2. El uso según la reivindicación 1 en el que el
trastorno asociado se selecciona a partir del grupo constituido
por:
infarto de miocardio, angina inestable,
fibrilación atrial, apoplejía, daño renal, embolismo pulmonar,
trombosis venal profunda, angioplastia coronaria transluminal
percutánea, coagulación intravascular diseminada, sepsis, órganos
ratifícales, shunts o prótesis.
3. El uso según la reivindicación 1 ó 2, en el
cual el anticuerpo es quimérico o humanizado.
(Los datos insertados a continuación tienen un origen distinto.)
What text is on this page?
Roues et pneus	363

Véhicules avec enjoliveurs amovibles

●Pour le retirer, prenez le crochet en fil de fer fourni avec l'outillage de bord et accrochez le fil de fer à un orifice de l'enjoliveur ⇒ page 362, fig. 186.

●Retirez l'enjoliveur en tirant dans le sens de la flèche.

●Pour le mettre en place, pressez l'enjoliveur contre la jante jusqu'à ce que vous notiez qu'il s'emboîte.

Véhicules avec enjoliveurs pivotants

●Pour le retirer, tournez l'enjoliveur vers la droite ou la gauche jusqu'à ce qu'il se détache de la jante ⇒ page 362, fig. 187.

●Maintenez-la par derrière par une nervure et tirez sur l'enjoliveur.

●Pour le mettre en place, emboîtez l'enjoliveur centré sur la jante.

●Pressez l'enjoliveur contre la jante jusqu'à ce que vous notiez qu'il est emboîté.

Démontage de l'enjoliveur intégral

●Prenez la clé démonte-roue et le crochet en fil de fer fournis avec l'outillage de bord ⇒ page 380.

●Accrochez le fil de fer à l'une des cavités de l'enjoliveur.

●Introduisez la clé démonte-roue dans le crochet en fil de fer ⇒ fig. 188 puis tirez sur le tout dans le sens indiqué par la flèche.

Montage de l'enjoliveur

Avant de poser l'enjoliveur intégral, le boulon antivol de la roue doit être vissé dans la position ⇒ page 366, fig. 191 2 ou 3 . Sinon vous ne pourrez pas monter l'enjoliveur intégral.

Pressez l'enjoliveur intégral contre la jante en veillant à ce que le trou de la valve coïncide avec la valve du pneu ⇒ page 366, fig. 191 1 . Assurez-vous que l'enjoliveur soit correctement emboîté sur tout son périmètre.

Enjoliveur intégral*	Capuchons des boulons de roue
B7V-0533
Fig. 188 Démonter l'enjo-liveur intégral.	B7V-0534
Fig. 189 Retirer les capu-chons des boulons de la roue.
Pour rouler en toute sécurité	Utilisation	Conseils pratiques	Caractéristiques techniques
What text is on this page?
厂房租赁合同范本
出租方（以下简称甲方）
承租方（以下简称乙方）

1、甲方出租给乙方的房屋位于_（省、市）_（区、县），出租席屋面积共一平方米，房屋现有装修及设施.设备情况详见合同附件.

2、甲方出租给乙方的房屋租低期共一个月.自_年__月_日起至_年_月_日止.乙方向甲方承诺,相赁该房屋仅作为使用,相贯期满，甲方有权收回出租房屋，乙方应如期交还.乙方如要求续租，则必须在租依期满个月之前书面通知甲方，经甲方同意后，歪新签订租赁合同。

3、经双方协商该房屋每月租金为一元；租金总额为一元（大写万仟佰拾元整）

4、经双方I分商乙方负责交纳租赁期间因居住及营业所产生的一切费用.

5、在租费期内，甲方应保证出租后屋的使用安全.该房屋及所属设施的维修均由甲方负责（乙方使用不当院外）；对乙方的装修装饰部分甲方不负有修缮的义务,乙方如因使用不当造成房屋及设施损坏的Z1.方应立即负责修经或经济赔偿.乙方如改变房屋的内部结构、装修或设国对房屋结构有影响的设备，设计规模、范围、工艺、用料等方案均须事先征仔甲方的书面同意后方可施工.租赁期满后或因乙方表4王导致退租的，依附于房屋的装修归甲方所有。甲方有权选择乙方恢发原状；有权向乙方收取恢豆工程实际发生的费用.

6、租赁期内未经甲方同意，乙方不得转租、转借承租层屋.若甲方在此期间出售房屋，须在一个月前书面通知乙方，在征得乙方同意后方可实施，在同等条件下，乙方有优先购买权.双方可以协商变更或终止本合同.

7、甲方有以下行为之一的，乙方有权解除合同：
4. El uso según la reivindicación 1, en el cual
el anticuerpo es un fragmento seleccionado del grupo constituido por
F_{VI}, Fab, Fab', F(ab')_{2}.
5. El uso de un ácido nucleico que codifica un
anticuerpo monoclonal seleccionado a partir del grupo constituido
por SB 249413, en el que la cadena pesada tiene la secuencia de
aminoácidos expuesta en SEQ ID NO 31 y la cadena ligera tiene la
secuencia de aminoácidos expuesta en SEQ ID NO 44;
SB 249415, en el que la cadena pesada tiene la
secuencia de aminoácidos expuesta en SEQ ID NO 52 y la cadena ligera
tiene la secuencia de aminoácidos expuesta en SEQ ID NO 57;
SB 249416, en el que la cadena pesada tiene la
secuencia de aminoácidos expuesta en SEQ ID NO 52 y la cadena ligera
tiene la secuencia de aminoácidos expuesta en SEQ ID NO 62;
SB 249417, en el que la cadena pesada tiene la
secuencia de aminoácidos expuesta en SEQ ID NO 52 y la cadena ligera
tiene la secuencia de aminoácidos expuesta en SEQ ID NO 74;
SB 257731, en el que la cadena pesada tiene la
secuencia de aminoácidos expuesta en SEQ ID NO 52 y la cadena ligera
tiene la secuencia de aminoácidos expuesta en SEQ ID NO 78;
SB 257732, en el que la cadena pesada tiene la
secuencia de aminoácidos expuesta en SEQ ID NO 89 y la cadena ligera
tiene la secuencia de aminoácidos expuesta en SEQ ID NO 99 en la
fabricación de un medicamento para el tratamiento de trastornos
trombóticos y embólicos asociados de una cualquiera de las
reivindicaciones 1 a 4.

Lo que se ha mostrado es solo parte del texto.